Javier se sobresaltó al oír a lo lejos el
timbre del observatorio. El sonido no había sido fuerte pero obviamente estaba
tan absorto que cualquier cosa lo hubiese sacado de su trance. Marina se
levantó y fue a mirar quién era, sin pensar mucho en lo extraño que era que
alguien llamara ala puerta a semejante hora y en este lugar. Cuando abrió, su
sorpresa fue reemplazada por fastidio. Y no era que padre e hijo fuesen tan
molestos, pero la verdad no tenía ganas de hablar con ellos ahora. Sus nombres
eran Tomás (el niño) y Fernando (el padre). Según se apresuraron a decir,
habían venido corriendo al descubrir algo grande que querían compartir.
Marina fue algo cruel pero práctica al
decirles sin contemplaciones que sabía del asteroide y que lo estaban revisando
en el momento. Padre e hijo, lejos de sentirse decepcionados, casi saltan en
donde estaban de la dicha de haber acertado. Le preguntaron a Marina montones
de cosas en un lapso tan corto de tiempo que el cerebro de la científica mandó
todo directamente al bote de la basura. La verdad no era el momento y, cuando
estaba a punto de echarlos de la manera más decente posible, Javier pegó un gritó tan horrible que a
Marina no le importó que la pareja la siguiera hasta su puesto de trabajo. Uno
de los refrescos había caído al piso, mojándolo todo y esparciéndose como si
fuese algo vivo. Pero Javier solo miraba la pantalla, lívido.
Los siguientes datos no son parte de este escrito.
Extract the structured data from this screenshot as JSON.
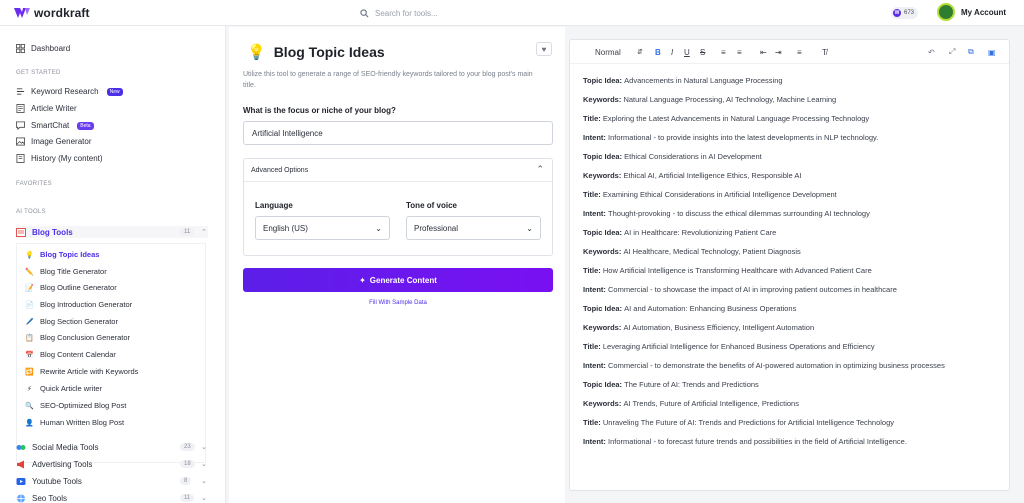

Marina iba a reprenderlo por lo del refresco
pero cuando miró la pantalla se tapó la boca y sus colores también se fueron.
El padre le pidió al hijo que buscara algo con que limpiar mientras él ayudaba
a los científicos. El niño, feliz de estaba aventura en la noche, corrió hacia
el salón de empleados. El hombre trataba de preguntarles que pasaba pero lo
único que pudo lograr fue que Javier y Marina despertasen de su trance y se
pusieran a trabajar. Tecleaban como locos, escribiendo operaciones complejas,
enviando correo electrónicos, haciendo simulaciones y demás. El padre y su hijo
limpiaron el refresco y se sentaron en dos sillas rígidas detrás de los
científicos, como para darles espacio sin tener que irse.
Estuvieron calladas casi una hora, apenas
susurrando algo o mirando por todos lados. Habían estado allí antes pero solo
una vez cuando habían venido a una excursión autorizada. Cuando venían con
noticias o algo muy de ellos, solo los dejaban pasar al recibidor y nunca más
allá. Padre e hijo estaban felices y eso contrastaba de una manera brutal con
los científicos, que no parecían tener tiempo ni para pensar en como se
sentían. Finalmente dejaron de teclear y de moverse de un lado para otro. Se
sentaron y se miraron el uno al otro, como si haciendo esto se estuviesen
confirmado lo que ambos sabían, lo que ambos no podían refutar. De pronto los
interrumpió un sonido que todos conocían.
Era una video llamada y todos escucharon el
saludo del profesor Allen, una famoso físico que trabajaba en uno de los
mejores observatorios en las islas Canarias. El profesor llamaba para confirmar
el descubrimiento de Marina y de Javier. Tomás y Fernando se acercaron un poco,
sin saber si Allen los podía ver o no. En su laboratorio, que era más avanzado,
había hecho los mismos cálculos y proyecciones y no había duda de que el
asteroide viajaba en una ruta casi directa con la Tierra. No podían predecir un
desastre pero entraba en las posibilidad con un porcentaje demasiado alto para
los gustos de cualquiera. Allen les recomendó llamar a todo el mundo.
Fernando abrazó a su hijo, quién había dejado
a un lado su ánimo. Era obvio que ahora estaba asustado porque cualquiera podía
entender las palabras de Allen. Javier y Marina no se molestaron en echarlos,
padre e hijo se fueron por su cuenta, dejándolos para elaborar el informe y
alertar a todos los observatorios posibles para que cada uno hiciese sus estimaciones.
Para las seis de la mañana, su jefe lo sabía todo y los alabó por su labor y
por sus esfuerzo y rapidez. Les dijo que fueran a descansar y volvieran en la
noche. Los dos amigos compartían un vehículo pero no se dijeron nada en todo el
recorrido hasta la casa de Javier. Allí, Marina lo abrazó fuerte pensando inevitablemente
en lo que podría pasar. Y Javier le correspondió, suspirando una vez más.